Occasionally Dana Wharf and Captain Dave’s will send Thomas footage of the same breaching whale or pod of dolphins. He’ll choose the best one — and usually get caught in the middle, with Anderson or Kalez asking why he didn’t use their video.
“If they have the same thing, they don’t want the other business getting recognition for it,” Thomas said. “Believe me, Donna knows when Dave’s on the news and vice versa.”
Anderson had the sort of day in 2012 that helps cement a reputation in the whale-watching trade.
The evening before, he was told of a gray whale migrating up the coast, its fluke tangled in a fishing net. Anderson and seven volunteers kept tabs on it through the night. The next day they were joined by volunteers from the Pacific Marine Mammal Center and spent eight hours hacking away at the netting.
The rescue effort landed him on Ellen DeGeneres’ talk show, where he recounted how the whale swam up to his boat once the netting had been cut away.
It “opened its mouth, it looked like it was almost saying thank you,” Anderson told DeGeneres. “I probably could’ve touched him if I would’ve reached out.”
Kalez said it’s admirable that Anderson is passionate about saving entangled whales.
“But I don’t know if it’s for publicity,” she said. “I know he wants to be the whale-watcher rescuer, but I don’t know if that’s really his place.”
In an effort to improve their chances of getting dramatic footage, both started experimenting with attaching GoPro cameras to drones that can hover above a whale thrusting itself from the ocean or a pod of dolphins dancing in the waves.

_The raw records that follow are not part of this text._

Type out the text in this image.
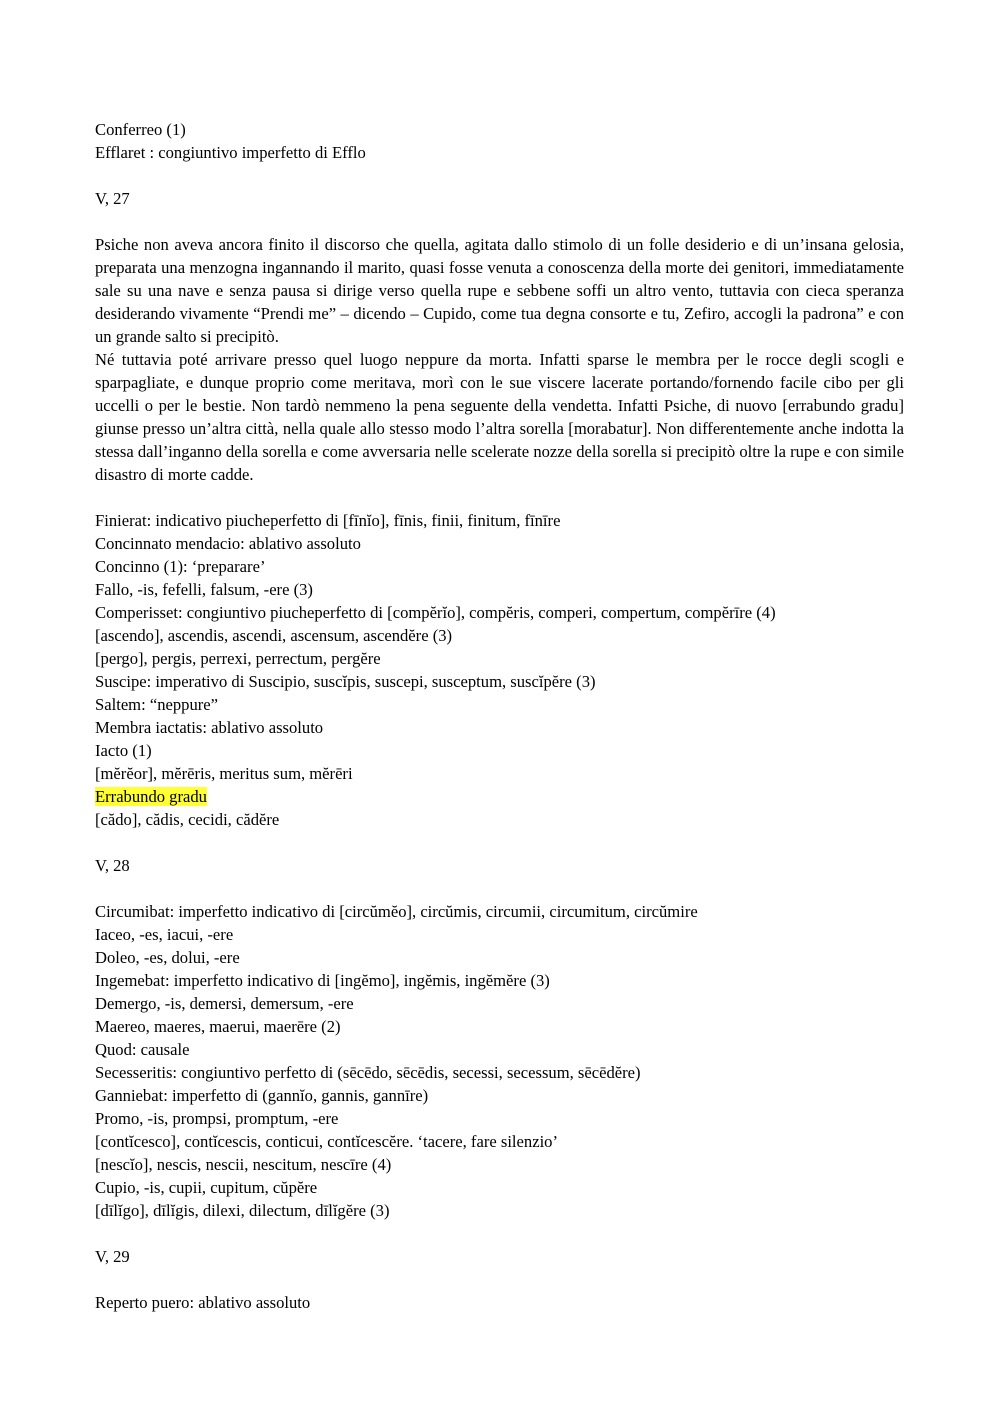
Conferreo (1)
Efflaret : congiuntivo imperfetto di Efflo
V, 27
Psiche non aveva ancora finito il discorso che quella, agitata dallo stimolo di un folle desiderio e di un’insana gelosia, preparata una menzogna ingannando il marito, quasi fosse venuta a conoscenza della morte dei genitori, immediatamente sale su una nave e senza pausa si dirige verso quella rupe e sebbene soffi un altro vento, tuttavia con cieca speranza desiderando vivamente “Prendi me” – dicendo – Cupido, come tua degna consorte e tu, Zefiro, accogli la padrona” e con un grande salto si precipitò.
Né tuttavia poté arrivare presso quel luogo neppure da morta. Infatti sparse le membra per le rocce degli scogli e sparpagliate, e dunque proprio come meritava, morì con le sue viscere lacerate portando/fornendo facile cibo per gli uccelli o per le bestie. Non tardò nemmeno la pena seguente della vendetta. Infatti Psiche, di nuovo [errabundo gradu] giunse presso un’altra città, nella quale allo stesso modo l’altra sorella [morabatur]. Non differentemente anche indotta la stessa dall’inganno della sorella e come avversaria nelle scelerate nozze della sorella si precipitò oltre la rupe e con simile disastro di morte cadde.
Finierat: indicativo piucheperfetto di [fīnĭo], fīnis, finii, finitum, fīnīre
Concinnato mendacio: ablativo assoluto
Concinno (1): ‘preparare’
Fallo, -is, fefelli, falsum, -ere (3)
Comperisset: congiuntivo piucheperfetto di [compĕrĭo], compĕris, comperi, compertum, compĕrīre (4)
[ascendo], ascendis, ascendi, ascensum, ascendĕre (3)
[pergo], pergis, perrexi, perrectum, pergĕre
Suscipe: imperativo di Suscipio, suscĭpis, suscepi, susceptum, suscĭpĕre (3)
Saltem: “neppure”
Membra iactatis: ablativo assoluto
Iacto (1)
[mĕrĕor], mĕrēris, meritus sum, mĕrēri
Errabundo gradu
[cădo], cădis, cecidi, cădĕre
V, 28
Circumibat: imperfetto indicativo di [circŭmĕo], circŭmis, circumii, circumitum, circŭmire
Iaceo, -es, iacui, -ere
Doleo, -es, dolui, -ere
Ingemebat: imperfetto indicativo di [ingĕmo], ingĕmis, ingĕmĕre (3)
Demergo, -is, demersi, demersum, -ere
Maereo, maeres, maerui, maerēre (2)
Quod: causale
Secesseritis: congiuntivo perfetto di (sēcēdo, sēcēdis, secessi, secessum, sēcēdĕre)
Ganniebat: imperfetto di (gannĭo, gannis, gannīre)
Promo, -is, prompsi, promptum, -ere
[contĭcesco], contĭcescis, conticui, contĭcescĕre. ‘tacere, fare silenzio’
[nescĭo], nescis, nescii, nescitum, nescīre (4)
Cupio, -is, cupii, cupitum, cŭpĕre
[dīlĭgo], dīlĭgis, dilexi, dilectum, dīlĭgĕre (3)
V, 29
Reperto puero: ablativo assoluto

In January, Frank Brennan, a captain for Dana Wharf, is believed to have become the first employee of a California whale-watching company to upload images of a whale taken with a coptercam, a remotely operated device used for aerial photography.
The clip of a 70-foot fin whale was posted on its Facebook page and days later it was on several news stations, setting off a discussion on how close the unmanned devices should be allowed to get to the whales.
When her captains recently spotted a group of false killer whales — calling it a rare sighting — Kalez quickly tweeted it out, along with the times for the next two charters and the number for her reservation’s line.
Dana Wharf grabbed more headlines this winter when one of its captains got on the radio to warn a 419-foot Navy combat ship that it was headed for two gray whales. The huge vessel halted and altered course.
“It becomes a rush to see who can get on the nightly news,” Kalez said.
Back on the boat, Anderson’s hand is on the gas and the Manute’a quickly picks up speed, skipping across the water like a stone. Passengers shift in their seats. Some ready their cameras or tap on their phones.
“We have two baleen whales,” Anderson says, their backs now clearly visible. “Going about 4 knots.”
A collective “ooh” ripples across the boat as passengers watch an enormous tail break through the water, sending up a spray of mist.
Anderson smiles; minutes earlier he was almost certain the trip would be a bust.
On this day, his boats reported eight gray whale sightings — five fewer than Dana Wharf’s.
“Healthy, fair competition is good for a business,” he says later. “It keeps your operation on its toes.”